Doa bersama 40 harian ini, biasanya dihadiri semua kerabat dan keluarga dengan jumlah yang besar. Karena dipercaya bahwa hari keempat puluh adalah masa di mana arwah kembali pulang ke alam baka abadi selamanya. Ia meninggalkan alam fana dengan tenang karena kepergiannya diiringi doa keluarga dan kerabat dekatnya.
Secara kebetulan pada saat tulisan ini saya turunkan, Kabinet Indonesia Maju (KIM) telah melampaui masa 40 hari. Ketika Kabinet Indonesia Maju ini diumumkan pada 21 Oktober 2019, antara harapan dan kekhawatiran hadir sama besarnya di benak hampir seluruh rakyat di negeri ini. Kehadiran beberapa nama menteri baru yang menempati sejumlah posisi strategis, menjadi bahan gunjingan yang cukup hangat di masyarakat.
Komposisi menteri dalam KIM ini, menggiring para pengamat untuk tidak bisa lain kecuali menerimanya sebagai langkah Jokowi yang sangat berani. Sehingga tidak berlebihan bila kemudian disimpulkan sebagai kebijakan politik yang berani mengambil langkah ‘out of the box’. Atau lebih tepatnya berkesperimen dalam melahirkan susunan kabinet dan pembantu komplitnya (menteri, wakil menteri, stafsus, Jubir, dan lain-lain). Maka tidak berlebihan pula bila disimpulkan oleh sejumlah pengamat sebagai langkah yang melahirkan terminologi baru: ‘Negara Eksperimen’.

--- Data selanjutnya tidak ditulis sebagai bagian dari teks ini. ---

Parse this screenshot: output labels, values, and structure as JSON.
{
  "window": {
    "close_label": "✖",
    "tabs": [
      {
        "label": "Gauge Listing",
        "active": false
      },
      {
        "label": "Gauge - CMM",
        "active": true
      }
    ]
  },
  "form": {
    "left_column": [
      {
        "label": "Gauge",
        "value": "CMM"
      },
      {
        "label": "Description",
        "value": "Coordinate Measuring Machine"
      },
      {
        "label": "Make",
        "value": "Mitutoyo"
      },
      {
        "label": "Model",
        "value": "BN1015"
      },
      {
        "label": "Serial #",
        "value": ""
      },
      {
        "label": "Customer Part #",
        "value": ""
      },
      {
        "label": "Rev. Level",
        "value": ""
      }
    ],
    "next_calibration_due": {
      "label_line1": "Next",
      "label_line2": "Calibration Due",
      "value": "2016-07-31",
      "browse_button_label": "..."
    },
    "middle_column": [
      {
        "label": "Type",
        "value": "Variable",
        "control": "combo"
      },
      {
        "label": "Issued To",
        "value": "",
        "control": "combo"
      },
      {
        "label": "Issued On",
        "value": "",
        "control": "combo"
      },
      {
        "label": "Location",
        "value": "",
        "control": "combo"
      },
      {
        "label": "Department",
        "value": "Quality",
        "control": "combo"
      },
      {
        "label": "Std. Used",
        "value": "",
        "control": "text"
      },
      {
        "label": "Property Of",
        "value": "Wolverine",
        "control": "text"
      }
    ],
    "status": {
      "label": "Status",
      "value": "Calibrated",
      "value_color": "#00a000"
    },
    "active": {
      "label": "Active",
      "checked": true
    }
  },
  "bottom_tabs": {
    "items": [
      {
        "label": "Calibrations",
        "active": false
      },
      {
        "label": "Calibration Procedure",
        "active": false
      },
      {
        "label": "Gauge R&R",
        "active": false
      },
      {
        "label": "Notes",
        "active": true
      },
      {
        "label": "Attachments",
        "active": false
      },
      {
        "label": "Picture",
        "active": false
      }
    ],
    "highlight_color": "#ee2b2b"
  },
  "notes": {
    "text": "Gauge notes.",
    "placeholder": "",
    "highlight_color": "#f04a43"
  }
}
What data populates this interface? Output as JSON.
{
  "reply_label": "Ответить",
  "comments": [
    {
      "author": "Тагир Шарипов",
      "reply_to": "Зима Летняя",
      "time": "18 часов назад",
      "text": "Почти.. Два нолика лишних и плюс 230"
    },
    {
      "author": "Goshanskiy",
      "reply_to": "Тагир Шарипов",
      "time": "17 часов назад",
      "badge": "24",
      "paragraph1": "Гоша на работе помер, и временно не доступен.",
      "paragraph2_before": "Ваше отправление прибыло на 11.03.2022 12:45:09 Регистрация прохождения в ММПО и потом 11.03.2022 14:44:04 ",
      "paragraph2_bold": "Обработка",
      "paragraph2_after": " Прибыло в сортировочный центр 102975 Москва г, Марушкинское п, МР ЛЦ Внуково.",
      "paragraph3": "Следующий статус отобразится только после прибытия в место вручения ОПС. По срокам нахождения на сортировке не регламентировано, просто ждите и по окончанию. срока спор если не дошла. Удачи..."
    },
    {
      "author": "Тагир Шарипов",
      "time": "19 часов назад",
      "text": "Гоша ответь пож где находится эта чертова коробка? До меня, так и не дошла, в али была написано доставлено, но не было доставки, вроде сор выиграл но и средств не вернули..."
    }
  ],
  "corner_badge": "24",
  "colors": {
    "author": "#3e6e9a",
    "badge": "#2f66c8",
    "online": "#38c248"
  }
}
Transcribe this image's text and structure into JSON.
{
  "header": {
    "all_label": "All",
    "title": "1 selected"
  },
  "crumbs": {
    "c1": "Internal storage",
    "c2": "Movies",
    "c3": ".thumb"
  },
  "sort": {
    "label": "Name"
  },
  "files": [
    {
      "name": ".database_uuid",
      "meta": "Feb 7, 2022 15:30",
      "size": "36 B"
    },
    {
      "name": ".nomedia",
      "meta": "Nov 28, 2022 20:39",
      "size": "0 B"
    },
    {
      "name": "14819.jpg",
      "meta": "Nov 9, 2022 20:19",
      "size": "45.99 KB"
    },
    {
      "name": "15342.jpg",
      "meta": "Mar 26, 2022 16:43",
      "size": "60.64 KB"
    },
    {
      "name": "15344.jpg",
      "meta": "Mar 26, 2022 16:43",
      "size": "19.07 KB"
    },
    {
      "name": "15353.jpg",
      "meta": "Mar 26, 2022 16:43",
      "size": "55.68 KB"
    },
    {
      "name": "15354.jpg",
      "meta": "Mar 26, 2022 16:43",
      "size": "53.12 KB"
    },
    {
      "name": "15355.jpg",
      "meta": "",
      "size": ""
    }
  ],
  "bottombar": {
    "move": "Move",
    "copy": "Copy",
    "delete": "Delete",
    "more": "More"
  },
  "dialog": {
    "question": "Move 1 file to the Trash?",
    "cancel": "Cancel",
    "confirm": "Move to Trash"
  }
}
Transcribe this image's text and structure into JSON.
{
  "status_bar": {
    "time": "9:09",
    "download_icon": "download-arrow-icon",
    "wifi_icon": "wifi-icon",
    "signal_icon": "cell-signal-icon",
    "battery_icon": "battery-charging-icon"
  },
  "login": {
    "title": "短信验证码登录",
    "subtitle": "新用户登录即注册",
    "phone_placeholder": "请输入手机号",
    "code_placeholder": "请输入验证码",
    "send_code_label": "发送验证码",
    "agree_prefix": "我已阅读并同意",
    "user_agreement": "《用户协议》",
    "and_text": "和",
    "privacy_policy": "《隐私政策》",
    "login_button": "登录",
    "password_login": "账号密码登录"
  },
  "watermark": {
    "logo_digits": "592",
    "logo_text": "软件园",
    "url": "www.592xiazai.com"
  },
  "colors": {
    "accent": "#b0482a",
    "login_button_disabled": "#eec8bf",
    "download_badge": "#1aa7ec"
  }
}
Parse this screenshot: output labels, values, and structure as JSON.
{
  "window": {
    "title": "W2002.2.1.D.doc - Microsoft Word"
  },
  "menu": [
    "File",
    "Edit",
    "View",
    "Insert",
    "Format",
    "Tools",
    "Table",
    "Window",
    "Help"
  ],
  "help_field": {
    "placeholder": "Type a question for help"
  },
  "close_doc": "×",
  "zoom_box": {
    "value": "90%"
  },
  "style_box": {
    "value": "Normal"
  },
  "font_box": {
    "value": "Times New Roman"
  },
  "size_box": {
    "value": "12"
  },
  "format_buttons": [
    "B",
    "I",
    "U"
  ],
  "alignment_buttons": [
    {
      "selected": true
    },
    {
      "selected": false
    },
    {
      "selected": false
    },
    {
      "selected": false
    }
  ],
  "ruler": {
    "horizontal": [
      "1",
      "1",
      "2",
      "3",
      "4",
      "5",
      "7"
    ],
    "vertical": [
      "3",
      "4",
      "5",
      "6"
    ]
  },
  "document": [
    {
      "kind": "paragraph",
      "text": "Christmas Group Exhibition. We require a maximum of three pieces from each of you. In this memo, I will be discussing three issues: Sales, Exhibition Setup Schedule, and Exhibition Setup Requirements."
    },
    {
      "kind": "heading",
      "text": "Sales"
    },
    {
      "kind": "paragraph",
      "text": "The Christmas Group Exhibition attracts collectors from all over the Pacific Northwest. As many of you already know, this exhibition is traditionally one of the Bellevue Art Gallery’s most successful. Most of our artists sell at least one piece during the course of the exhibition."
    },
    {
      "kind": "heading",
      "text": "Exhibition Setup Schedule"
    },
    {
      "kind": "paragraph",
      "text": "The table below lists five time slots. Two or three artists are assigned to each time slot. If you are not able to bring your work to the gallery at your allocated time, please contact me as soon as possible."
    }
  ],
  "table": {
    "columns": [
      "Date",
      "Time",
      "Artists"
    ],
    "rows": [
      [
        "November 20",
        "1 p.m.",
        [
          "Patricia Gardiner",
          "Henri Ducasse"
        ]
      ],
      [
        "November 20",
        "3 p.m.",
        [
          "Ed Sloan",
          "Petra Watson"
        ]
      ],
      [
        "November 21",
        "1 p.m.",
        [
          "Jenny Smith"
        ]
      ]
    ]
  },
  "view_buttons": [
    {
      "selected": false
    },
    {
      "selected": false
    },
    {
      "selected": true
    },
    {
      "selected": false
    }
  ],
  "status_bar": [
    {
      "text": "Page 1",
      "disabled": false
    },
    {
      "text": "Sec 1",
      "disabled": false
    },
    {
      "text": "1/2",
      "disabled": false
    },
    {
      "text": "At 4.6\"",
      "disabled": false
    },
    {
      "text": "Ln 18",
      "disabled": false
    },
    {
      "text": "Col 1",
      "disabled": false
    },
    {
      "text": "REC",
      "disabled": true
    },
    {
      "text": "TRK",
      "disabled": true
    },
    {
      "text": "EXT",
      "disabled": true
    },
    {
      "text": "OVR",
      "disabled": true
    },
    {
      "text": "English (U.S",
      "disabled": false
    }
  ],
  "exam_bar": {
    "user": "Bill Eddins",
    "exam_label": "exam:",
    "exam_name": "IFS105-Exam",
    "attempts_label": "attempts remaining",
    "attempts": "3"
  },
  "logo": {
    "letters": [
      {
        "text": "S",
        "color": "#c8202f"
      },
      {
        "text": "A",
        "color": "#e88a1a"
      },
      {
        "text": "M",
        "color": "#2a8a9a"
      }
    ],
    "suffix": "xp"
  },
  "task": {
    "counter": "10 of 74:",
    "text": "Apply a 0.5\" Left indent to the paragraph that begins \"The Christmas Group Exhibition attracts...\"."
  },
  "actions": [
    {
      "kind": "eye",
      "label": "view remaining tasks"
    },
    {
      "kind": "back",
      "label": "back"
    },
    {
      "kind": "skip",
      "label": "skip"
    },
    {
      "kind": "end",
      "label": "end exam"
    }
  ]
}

Terkait dengan mitos ’40 hari’, kehadiran KIM yang sudah melampaui hari keempat puluh, ternyata telah berjalan tanpa hambatan berarti. Dalam kaitan mitos 40 harian, sepeninggalnya Kabinet Kerja yang telah ‘berpulang’ 40 hari lalu dan digantikan dengan roh baru yang bernama Kabinet Indonesia Maju, sampai detik ini berjalan mulus tanpa hambatan berarti. Doa rakyat Indonesia ternyata masih didengar oleh Sang Chalik. Ditutup dengan acara Maulid Nabi dan doa bersama oleh kelompok masyarakat yang tergabung dalam Persaudaraan 212, berlangsung damai dan tertib.
Hanya saja angka 40 hari bukan angka yang biasa dijadikan standar hari dalam memberikan waktu pada pemerintah baru untuk bekerja tanpa hambatan. Berdasarkan kebiasaan, 100 hari lah yang dijadikan masa inkubasi bagi pemerintahan yang baru lahir. Setelah melampaui masa kerja 100 hari inilah kualitas kerja pemerintah baru dengan kabinet yang dihadirkan, dinilai keberadaannya apakah mendapat nilai positif atau negatif.
Secara pribadi, untuk kasus Indonesia dengan problema dan kondisi obyektif bangsa Indonesia yang serba multi dimensional di berbagai aspek kehidupan, 200 hari merupakan angka yang lebih pas. Masa 6 bulan merupakan waktu yang dibutuhkan oleh seorang menteri untuk mengenal dan memaksimalkan kinerja dalam bidang yang ia tangani. Apalagi bagi penyandang predikat menteri, wamen, stafsus eksperimen. Terlalu singkat masa 100 hari untuk kita dapat menilai kualitas kerjanya. 100 hari saya yakini sebagai masa yang sepenuhnya berada dalam tahapan mengenali masalah dan pemasalahan dalam kementerian yang ia pimpin.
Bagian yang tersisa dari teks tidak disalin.